Depending on time, continue into chap 7 which
culminates in Shannon's Theorem, in terms
of the n-bit symmetric codes that is our
go-to model. We want to understand the ideas
in the recipe presented on page 119 :
- Start with a channel where the error per bit is known (say 0.03). From that calculate a maximum information rate I (which Biggs calls gamma , γ ).
- Choose an allowable mistake rate (say 1e-6).
- Pick a practical information rate rho (Biggs ρ ) such that ρ < γ , namely something less than the channel capacity.
- Use a binary n-bit code Cn in which only k bits are information, and the remaining (n-k) are error checking bits.
- Be clever with the code so that all legit words are far enough apart so that the probability of a mistake is less than 1e-6 .
How to actually implement all this and choose values for n and k and all that is the subject of the next chapter in the textbook, chapter 8.
summary
The big picture :
- If our data is in chunks of k bits, we will pad those out to longer n bit words.
- The bigger that n is, the further apart (hamming distance) the legal words are.

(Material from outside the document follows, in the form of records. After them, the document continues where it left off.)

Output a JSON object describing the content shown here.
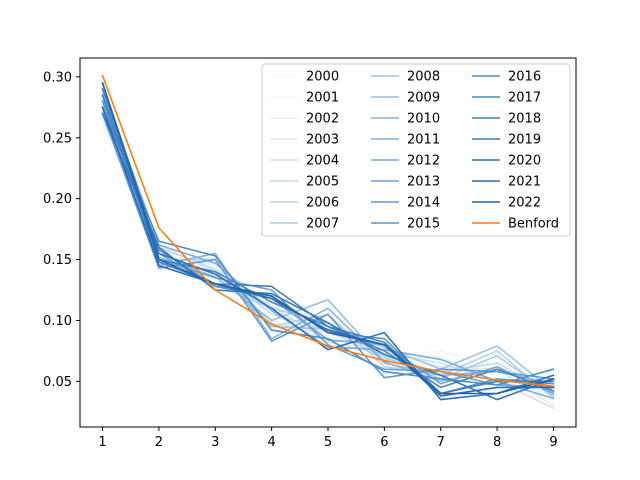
{
  "chart_data": {
    "type": "line",
    "title": "",
    "xlabel": "",
    "ylabel": "",
    "x": [
      1,
      2,
      3,
      4,
      5,
      6,
      7,
      8,
      9
    ],
    "xlim": [
      0.6,
      9.4
    ],
    "ylim": [
      0.0125,
      0.3155
    ],
    "xticks": [
      1,
      2,
      3,
      4,
      5,
      6,
      7,
      8,
      9
    ],
    "yticks": [
      0.05,
      0.1,
      0.15,
      0.2,
      0.25,
      0.3
    ],
    "ytick_labels": [
      "0.05",
      "0.10",
      "0.15",
      "0.20",
      "0.25",
      "0.30"
    ],
    "grid": false,
    "legend": {
      "placement": "top-right",
      "columns": 3
    },
    "series": [
      {
        "name": "2000",
        "color": "#f6fafe",
        "values": [
          0.275,
          0.165,
          0.135,
          0.105,
          0.088,
          0.072,
          0.06,
          0.055,
          0.045
        ]
      },
      {
        "name": "2001",
        "color": "#eef5fb",
        "values": [
          0.26,
          0.16,
          0.15,
          0.1,
          0.085,
          0.07,
          0.075,
          0.06,
          0.035
        ]
      },
      {
        "name": "2002",
        "color": "#e4eff8",
        "values": [
          0.27,
          0.158,
          0.145,
          0.092,
          0.095,
          0.068,
          0.07,
          0.05,
          0.04
        ]
      },
      {
        "name": "2003",
        "color": "#dae8f5",
        "values": [
          0.265,
          0.162,
          0.14,
          0.098,
          0.09,
          0.075,
          0.062,
          0.06,
          0.03
        ]
      },
      {
        "name": "2004",
        "color": "#cfe1f2",
        "values": [
          0.28,
          0.155,
          0.138,
          0.112,
          0.082,
          0.073,
          0.065,
          0.05,
          0.028
        ]
      },
      {
        "name": "2005",
        "color": "#c3daee",
        "values": [
          0.27,
          0.16,
          0.142,
          0.105,
          0.092,
          0.068,
          0.058,
          0.065,
          0.04
        ]
      },
      {
        "name": "2006",
        "color": "#b7d2eb",
        "values": [
          0.285,
          0.15,
          0.15,
          0.095,
          0.105,
          0.062,
          0.055,
          0.075,
          0.036
        ]
      },
      {
        "name": "2007",
        "color": "#abcbe7",
        "values": [
          0.29,
          0.158,
          0.13,
          0.11,
          0.098,
          0.07,
          0.052,
          0.071,
          0.038
        ]
      },
      {
        "name": "2008",
        "color": "#a0c4e3",
        "values": [
          0.27,
          0.148,
          0.14,
          0.095,
          0.093,
          0.078,
          0.06,
          0.079,
          0.042
        ]
      },
      {
        "name": "2009",
        "color": "#95bde0",
        "values": [
          0.275,
          0.152,
          0.136,
          0.1,
          0.117,
          0.066,
          0.05,
          0.06,
          0.045
        ]
      },
      {
        "name": "2010",
        "color": "#8ab6dc",
        "values": [
          0.28,
          0.145,
          0.155,
          0.085,
          0.11,
          0.065,
          0.055,
          0.058,
          0.048
        ]
      },
      {
        "name": "2011",
        "color": "#80afd9",
        "values": [
          0.29,
          0.162,
          0.147,
          0.108,
          0.078,
          0.076,
          0.068,
          0.05,
          0.036
        ]
      },
      {
        "name": "2012",
        "color": "#76a8d5",
        "values": [
          0.275,
          0.155,
          0.128,
          0.118,
          0.084,
          0.08,
          0.048,
          0.062,
          0.04
        ]
      },
      {
        "name": "2013",
        "color": "#6ca1d2",
        "values": [
          0.285,
          0.15,
          0.135,
          0.125,
          0.08,
          0.06,
          0.058,
          0.047,
          0.045
        ]
      },
      {
        "name": "2014",
        "color": "#639acf",
        "values": [
          0.27,
          0.143,
          0.15,
          0.083,
          0.105,
          0.053,
          0.06,
          0.058,
          0.052
        ]
      },
      {
        "name": "2015",
        "color": "#5a94cb",
        "values": [
          0.28,
          0.158,
          0.128,
          0.12,
          0.09,
          0.085,
          0.04,
          0.052,
          0.048
        ]
      },
      {
        "name": "2016",
        "color": "#518dc8",
        "values": [
          0.275,
          0.165,
          0.153,
          0.092,
          0.085,
          0.058,
          0.052,
          0.047,
          0.06
        ]
      },
      {
        "name": "2017",
        "color": "#4887c4",
        "values": [
          0.29,
          0.15,
          0.14,
          0.115,
          0.095,
          0.075,
          0.045,
          0.06,
          0.042
        ]
      },
      {
        "name": "2018",
        "color": "#3f80c1",
        "values": [
          0.285,
          0.148,
          0.13,
          0.128,
          0.095,
          0.082,
          0.04,
          0.05,
          0.05
        ]
      },
      {
        "name": "2019",
        "color": "#3779bd",
        "values": [
          0.27,
          0.16,
          0.125,
          0.122,
          0.098,
          0.072,
          0.055,
          0.035,
          0.052
        ]
      },
      {
        "name": "2020",
        "color": "#2f72b9",
        "values": [
          0.295,
          0.155,
          0.138,
          0.11,
          0.076,
          0.09,
          0.035,
          0.04,
          0.055
        ]
      },
      {
        "name": "2021",
        "color": "#286bb5",
        "values": [
          0.275,
          0.145,
          0.13,
          0.118,
          0.092,
          0.08,
          0.038,
          0.045,
          0.045
        ]
      },
      {
        "name": "2022",
        "color": "#2163ae",
        "values": [
          0.295,
          0.15,
          0.13,
          0.12,
          0.09,
          0.08,
          0.04,
          0.04,
          0.052
        ]
      },
      {
        "name": "Benford",
        "color": "#ff7f0e",
        "values": [
          0.301,
          0.176,
          0.125,
          0.097,
          0.079,
          0.067,
          0.058,
          0.051,
          0.046
        ]
      }
    ]
  }
}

- The further apart they are, the lower the probability of a mistake. However, the information rate goes down too.
- Given a specific error probability, we can add enough check bits to drive the mistake per word as low as we want ... but only at the cost of lowering the information rate.
- The best we can do is given by the channel capacity ... which is Shannon's Theorem.
The question is then how to devise these codes which have a lot of space between the legal words, and how many check bits in these codes are needed given the error per bit and allowed mistake rate.
errata : channel capacity units
I was incorrect in something I said last week in response
to Numen's "what is 'information rate' that I measures"?
The rate should be "bits of information per bit received".
That means for example if we're sending the 127 original
ascii symbols, which takes 7 bits, and adding a parity bit,
or 1 extra bit, the information rate is 7/8 .
(I incorrectly said it was (legal_symbol_count)/(total_symbol_count)
which for the parity bit above would give a rate of 1/2 ...
which even then felt wrong but seemed to be what was
in MacKay's text.)